Retrouvons Hobbes, qui disait avoir toujours eu peur : plus la peur est importante et plus une population est naturellement poussée à abandonner ses libertés au profit de la sécurité. C'est d'ailleurs ce qui est en train de se passer dans nombre de nos démocraties occidentales. Sous l’effet de la peur liée à la crise sanitaire, nous acceptons que l'État et/ou des sociétés privées collectent nos données individuelles ou contrôlent nos déplacements. Sous l’effet de la peur liée au terrorisme, nous laissons se mettre en place une surveillance de rue qui n’aura bientôt rien à envier à celle de cette grande démocratie qu’est la Chine. Et l’on glisse lentement mais sûrement vers la monnaie électronique, pour empêcher le financement de ce même terrorisme, ce qui fera hurler de rire n’importe quel hacker.

À chaque nouvelle atteinte le gouvernement nous explique que c’est au seul motif de nous offrir une meilleure sécurité, et l’on entonne le refrain bien connu selon lequel seul celui qui aurait quelque chose à cacher pourrait se plaindre de cette permanente inquisition qui va grandissant – oubliant la définition même du concept de « vie privée ». Par ailleurs, pour ne pas « stigmatiser » tel ou tel groupe, dont les statistiques montrent pourtant à l’évidence qu’il joue un rôle plus important que d’autres dans l’insécurité, on retire à tous, de manière générale et absolue, des libertés dont la plupart n’abusaient pourtant pas. Des libertés à jamais perdues : une fois mises en place en effet, de telles procédures sont très rarement enlevés lorsque la situation s'améliore sur le plan sécuritaire ; le contrôle de la société étant ainsi rendu plus facile, le pouvoir aime à continuer d’en user.

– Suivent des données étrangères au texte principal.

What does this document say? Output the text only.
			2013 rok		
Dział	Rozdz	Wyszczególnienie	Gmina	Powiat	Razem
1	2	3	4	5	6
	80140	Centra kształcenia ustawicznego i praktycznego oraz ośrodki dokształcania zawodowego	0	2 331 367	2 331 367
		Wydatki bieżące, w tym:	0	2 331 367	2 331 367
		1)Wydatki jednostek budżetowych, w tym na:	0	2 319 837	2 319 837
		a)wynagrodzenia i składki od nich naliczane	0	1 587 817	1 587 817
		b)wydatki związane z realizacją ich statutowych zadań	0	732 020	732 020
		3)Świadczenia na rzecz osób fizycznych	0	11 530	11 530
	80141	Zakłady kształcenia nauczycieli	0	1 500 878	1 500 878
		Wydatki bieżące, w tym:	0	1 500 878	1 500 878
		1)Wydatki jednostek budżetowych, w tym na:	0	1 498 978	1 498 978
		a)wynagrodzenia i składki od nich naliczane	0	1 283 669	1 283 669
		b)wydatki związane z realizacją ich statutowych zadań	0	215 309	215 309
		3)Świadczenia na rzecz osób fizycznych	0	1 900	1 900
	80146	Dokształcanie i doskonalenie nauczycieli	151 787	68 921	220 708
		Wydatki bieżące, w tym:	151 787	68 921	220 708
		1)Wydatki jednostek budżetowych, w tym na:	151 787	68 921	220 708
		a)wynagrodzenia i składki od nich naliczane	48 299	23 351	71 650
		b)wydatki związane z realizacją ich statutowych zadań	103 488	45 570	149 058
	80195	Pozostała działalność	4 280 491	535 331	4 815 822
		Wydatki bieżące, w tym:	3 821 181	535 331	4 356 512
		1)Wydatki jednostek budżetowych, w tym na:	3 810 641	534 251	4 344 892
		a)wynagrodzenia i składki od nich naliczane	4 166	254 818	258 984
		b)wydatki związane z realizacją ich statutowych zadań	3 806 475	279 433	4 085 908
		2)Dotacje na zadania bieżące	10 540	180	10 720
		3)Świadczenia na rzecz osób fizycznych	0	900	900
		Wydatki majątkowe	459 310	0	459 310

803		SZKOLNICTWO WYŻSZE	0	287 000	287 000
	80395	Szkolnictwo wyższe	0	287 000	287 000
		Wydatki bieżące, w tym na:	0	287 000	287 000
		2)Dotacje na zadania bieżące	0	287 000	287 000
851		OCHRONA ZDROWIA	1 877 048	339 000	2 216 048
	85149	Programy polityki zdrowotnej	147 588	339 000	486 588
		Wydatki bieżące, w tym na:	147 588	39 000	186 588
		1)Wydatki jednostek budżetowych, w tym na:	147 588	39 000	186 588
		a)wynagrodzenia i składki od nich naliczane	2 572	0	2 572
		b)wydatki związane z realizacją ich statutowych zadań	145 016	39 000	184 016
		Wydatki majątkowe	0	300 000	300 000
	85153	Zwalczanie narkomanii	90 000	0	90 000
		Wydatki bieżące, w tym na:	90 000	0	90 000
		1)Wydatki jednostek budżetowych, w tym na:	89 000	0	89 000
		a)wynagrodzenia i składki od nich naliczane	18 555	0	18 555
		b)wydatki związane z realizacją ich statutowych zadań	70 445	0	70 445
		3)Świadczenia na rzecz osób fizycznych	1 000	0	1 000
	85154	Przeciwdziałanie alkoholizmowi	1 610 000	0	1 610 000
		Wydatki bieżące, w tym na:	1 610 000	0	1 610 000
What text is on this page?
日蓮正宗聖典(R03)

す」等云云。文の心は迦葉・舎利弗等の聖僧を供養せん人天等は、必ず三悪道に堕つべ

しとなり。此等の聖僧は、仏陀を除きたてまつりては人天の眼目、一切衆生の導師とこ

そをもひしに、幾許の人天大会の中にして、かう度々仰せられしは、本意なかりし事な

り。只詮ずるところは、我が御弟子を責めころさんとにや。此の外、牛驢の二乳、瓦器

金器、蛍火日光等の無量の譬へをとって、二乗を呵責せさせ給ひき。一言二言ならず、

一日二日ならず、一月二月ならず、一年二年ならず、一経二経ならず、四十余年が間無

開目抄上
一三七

En fait, pour une rébellion (ici l’article 24), on a ces dernières années des dizaines d’atteintes aux libertés qui passent comme lettre à la poste – quand elle n’est pas en grève. Parce que les Français ne s’en rendent pas compte, parce que l’opposition ne fait que très mal son travail de gardienne des libertés, parce que le gouvernement, de toute manière, entend bien décider sans les Français et sans le parlement, réduit à la fonction de chambre d’enregistrement – et parfois de réécriture. Mais viendra un moment où la prise de conscience aura lieu, et le réveil sera nécessairement pénible. L’État le sait bien, qui entend donc mettre en place par avance une « sécurité globale » où les sociétés privées auront un rôle essentiel à jouer. Et c’est alors, et alors seulement, que nous saurons vraiment ce que les Français sont prêts à abandonner comme libertés…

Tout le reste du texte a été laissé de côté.